At about 5:25 the lights dimmed and then flickered off and on again. Just seconds later it happened again. The third time, however, the lights went off and stayed off. Sunset was at 4:43 p.m. that day, almost an hour before. The class was silent, remaining seated in total darkness. It quickly became apparent that the lights might not be coming on any time soon and with only minutes to when the end-of-period bell would have rung, the bustle of collecting our things and making our way out of the classroom began.

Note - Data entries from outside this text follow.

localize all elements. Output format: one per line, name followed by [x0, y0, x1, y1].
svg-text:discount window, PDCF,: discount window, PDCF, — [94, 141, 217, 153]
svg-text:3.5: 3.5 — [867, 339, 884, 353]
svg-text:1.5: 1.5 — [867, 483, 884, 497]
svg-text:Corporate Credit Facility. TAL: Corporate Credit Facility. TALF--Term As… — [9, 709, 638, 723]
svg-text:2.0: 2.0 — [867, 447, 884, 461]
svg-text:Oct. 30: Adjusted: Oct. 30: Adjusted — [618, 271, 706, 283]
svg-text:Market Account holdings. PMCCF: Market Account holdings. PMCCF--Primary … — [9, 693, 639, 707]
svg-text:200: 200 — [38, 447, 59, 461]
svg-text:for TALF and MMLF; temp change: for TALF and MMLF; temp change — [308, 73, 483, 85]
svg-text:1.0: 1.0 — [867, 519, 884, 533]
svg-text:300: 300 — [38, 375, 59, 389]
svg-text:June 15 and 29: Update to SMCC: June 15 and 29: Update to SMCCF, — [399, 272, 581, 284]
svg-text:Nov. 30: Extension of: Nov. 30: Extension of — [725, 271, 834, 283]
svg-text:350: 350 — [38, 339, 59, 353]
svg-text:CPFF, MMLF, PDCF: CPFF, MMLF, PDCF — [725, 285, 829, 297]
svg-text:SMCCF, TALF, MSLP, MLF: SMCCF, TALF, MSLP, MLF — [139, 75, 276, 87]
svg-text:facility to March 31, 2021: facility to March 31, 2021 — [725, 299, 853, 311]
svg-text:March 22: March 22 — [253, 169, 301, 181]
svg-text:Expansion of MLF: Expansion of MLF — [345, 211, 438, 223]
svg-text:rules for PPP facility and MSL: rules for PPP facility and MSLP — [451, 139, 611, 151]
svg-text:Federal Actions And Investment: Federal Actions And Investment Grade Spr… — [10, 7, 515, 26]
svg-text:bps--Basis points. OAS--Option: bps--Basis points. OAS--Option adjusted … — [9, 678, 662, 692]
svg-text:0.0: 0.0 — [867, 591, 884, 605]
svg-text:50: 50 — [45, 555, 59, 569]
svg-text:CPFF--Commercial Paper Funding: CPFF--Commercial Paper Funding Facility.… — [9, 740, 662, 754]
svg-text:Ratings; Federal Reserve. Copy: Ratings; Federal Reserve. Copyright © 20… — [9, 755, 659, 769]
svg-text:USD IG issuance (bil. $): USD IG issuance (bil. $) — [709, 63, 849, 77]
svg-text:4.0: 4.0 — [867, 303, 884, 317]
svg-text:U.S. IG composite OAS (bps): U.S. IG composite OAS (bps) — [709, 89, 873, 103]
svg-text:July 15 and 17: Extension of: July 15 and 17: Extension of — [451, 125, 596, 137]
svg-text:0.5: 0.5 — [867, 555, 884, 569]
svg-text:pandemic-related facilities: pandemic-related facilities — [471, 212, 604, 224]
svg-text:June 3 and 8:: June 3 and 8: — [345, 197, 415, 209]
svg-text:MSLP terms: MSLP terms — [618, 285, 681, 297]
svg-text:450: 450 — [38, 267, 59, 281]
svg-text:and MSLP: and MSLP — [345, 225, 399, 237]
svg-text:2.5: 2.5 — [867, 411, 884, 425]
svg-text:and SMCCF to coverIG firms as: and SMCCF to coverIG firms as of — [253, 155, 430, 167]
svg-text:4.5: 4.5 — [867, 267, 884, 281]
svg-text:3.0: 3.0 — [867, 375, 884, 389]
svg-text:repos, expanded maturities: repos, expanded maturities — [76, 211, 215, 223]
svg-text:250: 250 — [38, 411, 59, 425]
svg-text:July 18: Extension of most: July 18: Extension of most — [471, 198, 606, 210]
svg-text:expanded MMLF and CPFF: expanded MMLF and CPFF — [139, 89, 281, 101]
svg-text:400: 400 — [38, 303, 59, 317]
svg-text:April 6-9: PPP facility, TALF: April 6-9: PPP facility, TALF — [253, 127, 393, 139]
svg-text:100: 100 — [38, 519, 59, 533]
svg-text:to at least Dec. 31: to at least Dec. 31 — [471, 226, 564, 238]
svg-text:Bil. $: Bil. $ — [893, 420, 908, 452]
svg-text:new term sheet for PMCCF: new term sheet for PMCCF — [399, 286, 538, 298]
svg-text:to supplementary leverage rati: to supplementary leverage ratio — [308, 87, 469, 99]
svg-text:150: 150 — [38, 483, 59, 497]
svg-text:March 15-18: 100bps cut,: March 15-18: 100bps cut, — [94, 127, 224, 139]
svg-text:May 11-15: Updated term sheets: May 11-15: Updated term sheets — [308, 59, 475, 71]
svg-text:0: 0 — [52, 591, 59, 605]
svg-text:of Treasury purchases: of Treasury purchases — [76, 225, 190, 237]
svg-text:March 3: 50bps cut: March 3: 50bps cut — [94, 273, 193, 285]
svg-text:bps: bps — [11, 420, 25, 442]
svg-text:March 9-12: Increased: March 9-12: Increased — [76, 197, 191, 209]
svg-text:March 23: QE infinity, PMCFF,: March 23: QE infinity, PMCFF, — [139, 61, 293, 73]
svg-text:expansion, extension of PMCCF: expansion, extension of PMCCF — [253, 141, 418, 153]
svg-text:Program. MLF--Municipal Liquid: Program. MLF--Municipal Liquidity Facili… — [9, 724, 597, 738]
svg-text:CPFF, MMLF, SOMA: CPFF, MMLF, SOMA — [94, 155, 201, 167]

The classroom was on the third floor on the Glenwood Road side of the building. I inched along the corridor wall knowing that the next set of doors to my right led to the stairwell. I had to go upstairs first, however, to my fourth floor homeroom where my locker housed my olive green, wool, double-breasted peacoat. The halls and stairwells were crowded with students moving slowly and haphazardly this way and that. Every so often, a match was struck somewhere and flickered briefly. There was no plan, only confusion.
I followed the crowd to the fourth floor and my homeroom was just to the right. I made my way through the mostly motionless throng of students to my locker along the back wall. Fortunately I always left the combination lock on my locker set to the second of three right-left-right numbers so that all I had to do was slowly rotate the dial to the right until the last number clicked into place and the lock fell open. It was a timesaver for me, not a good practice for keeping my things safe and protected. On that day, that worked in my favor.
I grabbed my coat and walked over to the wall of windows that could just barely be detected by a faint light from outside. I needed to look out onto the street to assess the situation and come up with a plan. To my delight, the row of slow-moving cars along Bedford Avenue at the corner provided lots of light from their bright headlights and blinking red taillights. Okay. Getting home would not be a problem. Getting out of the building was a different story.
As I stood at the window dazzled by car lights, I suddenly became aware that my mother was standing next to me. My mother? How could that be? Here I was on the fourth floor of a pitch dark high school, a four-story building that occupied an entire city block, next to my mother who I am 100% certain had no idea where I would be within that building or if I were even in that building at that time. My father had picked my mother up from her work and they were driving home and just blocks from my high school when they saw the lights of the city go out. Somehow they knew they had to get to me, even if they didn’t know what that meant. So she was there, my mother, and she had no other explanation for how or why. In the midst of all the chaos, all the darkness, all the unknowns, there was my mother beaming with joy!
My mother and I slowly made our way back to the staircase and then down a flight of stairs to the third floor. A thin beam of light bounced off a stairway window and as we descended further, the stairway became more and more visible. By the second floor, the stairwell was well lit – not like daylight but like a bright light shining in and lighting the way. When I reached the exit moments later it became clear that bright light came from a car, a car that was deliberately positioned on the sidewalk with its high beams shining up the staircase. That shining light stayed in place until the building was empty, until every person was safely out of the building.
My mother and I approached that car and climbed in. Behind the wheel was my hero: My Dad.